Segundo Pedro Marques, como Paulo Rangel “tem invocado os muitos cargos que tem no PPE (Partido Popular Europeu), então será bom explicar qual a razão por que não conseguiu influenciar a sua família política europeia quando foram pedidas sanções com força máxima contra Portugal”.

“Essa direita europeia tem de ser sancionada nas urnas”, concluiu.

Depois, o candidato socialista à presidência da Comissão Europeia, Frans Timmermans, disse que ele, António Costa e George Clooney tem duas características em comum: Nasceram em 1961 e têm mulheres que lutam pela justiça, pela igualdade de género e pelos direitos sociais.

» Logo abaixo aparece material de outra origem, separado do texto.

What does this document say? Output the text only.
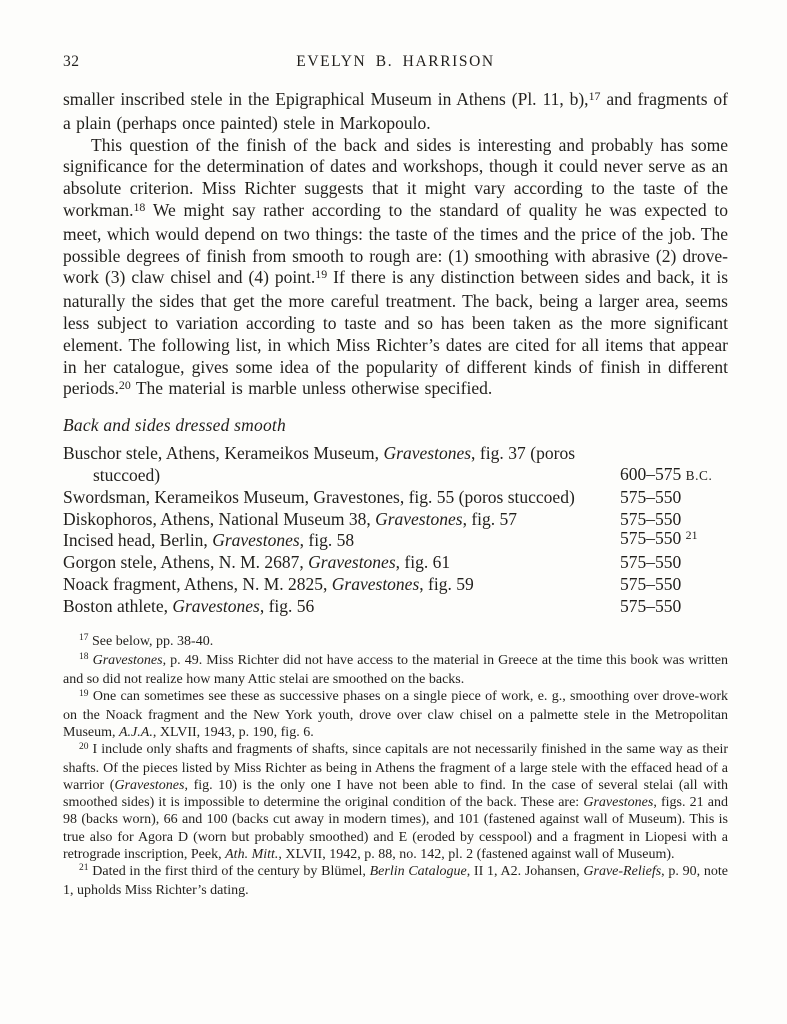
32	EVELYN B. HARRISON

smaller inscribed stele in the Epigraphical Museum in Athens (Pl. 11, b),$^{17}$ and fragments of a plain (perhaps once painted) stele in Markopoulo.

This question of the finish of the back and sides is interesting and probably has some significance for the determination of dates and workshops, though it could never serve as an absolute criterion. Miss Richter suggests that it might vary according to the taste of the workman.$^{18}$ We might say rather according to the standard of quality he was expected to meet, which would depend on two things: the taste of the times and the price of the job. The possible degrees of finish from smooth to rough are: (1) smoothing with abrasive (2) drove-work (3) claw chisel and (4) point.$^{19}$ If there is any distinction between sides and back, it is naturally the sides that get the more careful treatment. The back, being a larger area, seems less subject to variation according to taste and so has been taken as the more significant element. The following list, in which Miss Richter’s dates are cited for all items that appear in her catalogue, gives some idea of the popularity of different kinds of finish in different periods.$^{20}$ The material is marble unless otherwise specified.

Back and sides dressed smooth
Buschor stele, Athens, Kerameikos Museum, Gravestones, fig. 37 (poros stuccoed)	600–575 B.C.
Swordsman, Kerameikos Museum, Gravestones, fig. 55 (poros stuccoed)	575–550
Diskophoros, Athens, National Museum 38, Gravestones, fig. 57	575–550
Incised head, Berlin, Gravestones, fig. 58	575–550 $^{21}$
Gorgon stele, Athens, N. M. 2687, Gravestones, fig. 61	575–550
Noack fragment, Athens, N. M. 2825, Gravestones, fig. 59	575–550
Boston athlete, Gravestones, fig. 56	575–550

$^{17}$ See below, pp. 38-40.

$^{18}$ Gravestones, p. 49. Miss Richter did not have access to the material in Greece at the time this book was written and so did not realize how many Attic stelai are smoothed on the backs.

$^{19}$ One can sometimes see these as successive phases on a single piece of work, e. g., smoothing over drove-work on the Noack fragment and the New York youth, drove over claw chisel on a palmette stele in the Metropolitan Museum, A.J.A., XLVII, 1943, p. 190, fig. 6.

$^{20}$ I include only shafts and fragments of shafts, since capitals are not necessarily finished in the same way as their shafts. Of the pieces listed by Miss Richter as being in Athens the fragment of a large stele with the effaced head of a warrior (Gravestones, fig. 10) is the only one I have not been able to find. In the case of several stelai (all with smoothed sides) it is impossible to determine the original condition of the back. These are: Gravestones, figs. 21 and 98 (backs worn), 66 and 100 (backs cut away in modern times), and 101 (fastened against wall of Museum). This is true also for Agora D (worn but probably smoothed) and E (eroded by cesspool) and a fragment in Liopesi with a retrograde inscription, Peek, Ath. Mitt., XLVII, 1942, p. 88, no. 142, pl. 2 (fastened against wall of Museum).

$^{21}$ Dated in the first third of the century by Blümel, Berlin Catalogue, II 1, A2. Johansen, Grave-Reliefs, p. 90, note 1, upholds Miss Richter’s dating.
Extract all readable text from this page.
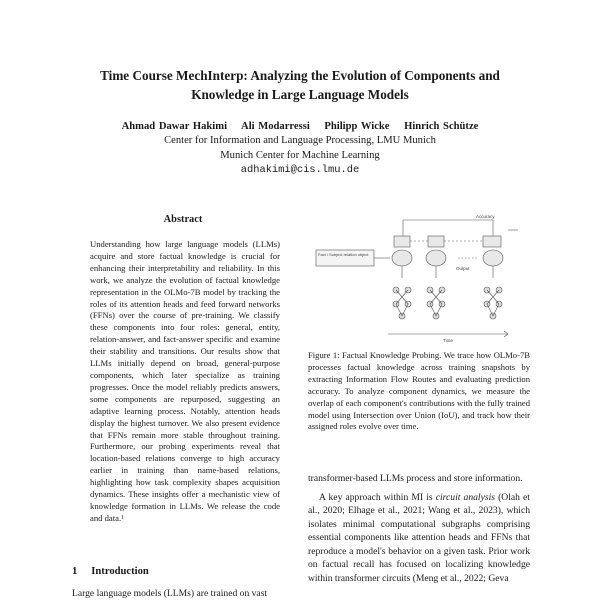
Time Course MechInterp: Analyzing the Evolution of Components and
Knowledge in Large Language Models
Ahmad Dawar Hakimi Ali Modarressi Philipp Wicke Hinrich Schütze
Center for Information and Language Processing, LMU Munich
Munich Center for Machine Learning
adhakimi@cis.lmu.de
Abstract
Understanding how large language models (LLMs) acquire and store factual knowledge is crucial for enhancing their interpretability and reliability. In this work, we analyze the evolution of factual knowledge representation in the OLMo-7B model by tracking the roles of its attention heads and feed forward networks (FFNs) over the course of pre-training. We classify these components into four roles: general, entity, relation-answer, and fact-answer specific and examine their stability and transitions. Our results show that LLMs initially depend on broad, general-purpose components, which later specialize as training progresses. Once the model reliably predicts answers, some components are repurposed, suggesting an adaptive learning process. Notably, attention heads display the highest turnover. We also present evidence that FFNs remain more stable throughout training. Furthermore, our probing experiments reveal that location-based relations converge to high accuracy earlier in training than name-based relations, highlighting how task complexity shapes acquisition dynamics. These insights offer a mechanistic view of knowledge formation in LLMs. We release the code and data.¹
1 Introduction
Large language models (LLMs) are trained on vast
Accuracy
Fact / Subject relation object
Output
Time
Figure 1: Factual Knowledge Probing. We trace how OLMo-7B processes factual knowledge across training snapshots by extracting Information Flow Routes and evaluating prediction accuracy. To analyze component dynamics, we measure the overlap of each component's contributions with the fully trained model using Intersection over Union (IoU), and track how their assigned roles evolve over time.

transformer-based LLMs process and store information.

A key approach within MI is circuit analysis (Olah et al., 2020; Elhage et al., 2021; Wang et al., 2023), which isolates minimal computational subgraphs comprising essential components like attention heads and FFNs that reproduce a model's behavior on a given task. Prior work on factual recall has focused on localizing knowledge within transformer circuits (Meng et al., 2022; Geva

Na sua breve intervenção, o socialista holandês procurou salientar a forma incisiva como, em 2016, junto da Comissão Europeia, o secretário-geral do PS deixou a seguinte mensagem: “Temos de parar a austeridade”.

“Tenho de dar resposta às necessidades do meu povo e já”, referiu, citando o primeiro-ministro português.

Após o elogio a António Costa e referências à oposição cerrada que o primeiro-ministro português encontrou da parte do bloco do PPE nas instituições europeias, Timmermans fez um veemente apelo ao voto e procurou traçar uma linha de demarcação face à direita conservadora, partindo do exemplo da constituição do novo Governo na Andaluzia (Espanha).

“Uma aliança inaceitável com a extrema-direita. Nós não queremos confrontação e fascismo. Temos um grande desafio na Europa de hoje, que é o de parar o fascismo. Nunca autorizaremos que o fascismo comande”, acentuou.